And Let the Earth Tremble at Its Centers, by Gonzalo Celorio
Translated from Spanish by Dick Gerdes, Foreword by Rubén Gallo
The world comes crashing down at the very center of the Mexican universe as the hero of this contemporary novel by scholar Celorio feels his life ebb away from excessive drinking and an inexplicable gunshot wound. He lies naked and vulnerable at the base of the flagpole that supports the huge red, white and green ensign, in the very midst of Mexico City’s own version of Tiananmen Square called the Zocalo.
The hero and the reader can see the irony of his situation in the predawn hours in the abandoned main square: -- dying utterly alone in the most populous city in the world. Statues in the Main Cathedral start to come loose from their perches where they have stood since the Spanish tore down the immense Aztec Pyramid and used the stones to build the vast Zocalo.
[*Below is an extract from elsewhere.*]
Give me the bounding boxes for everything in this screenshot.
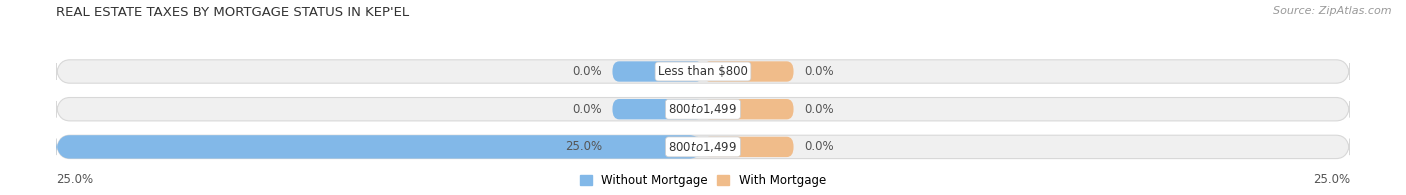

Our hero is getting swept away much like the native culture of Mexico was by the colonists. In many ways it’s his own damn fault, but you get the sense reading this incredibly urbane and profane novel that essential history is being forgotten with the passing of our hapless hero. And especially Mexico City itself, the downtown area (El Centro) of which is also a main character in the book; Mexico City is found to be hurling itself forward into an unknown oblivion, its past crushed and relegated to mere garbage.
And let the earth tremble at its centers is a line from the Mexican national anthem. You have the idea of rebirth and redemption when you walk along the dark and seedy confines of the Zona Historico in Mexico City with our well-read and knowledgeable hero. It’s all so uncertain, but Celorio is a master storyteller and the reader is riveted by our hero’s fateful walk through history, and then onto the next world.
Dick Gerdes and University of Texas Press have done English readers an immense favor by bringing this stark and original novel to print.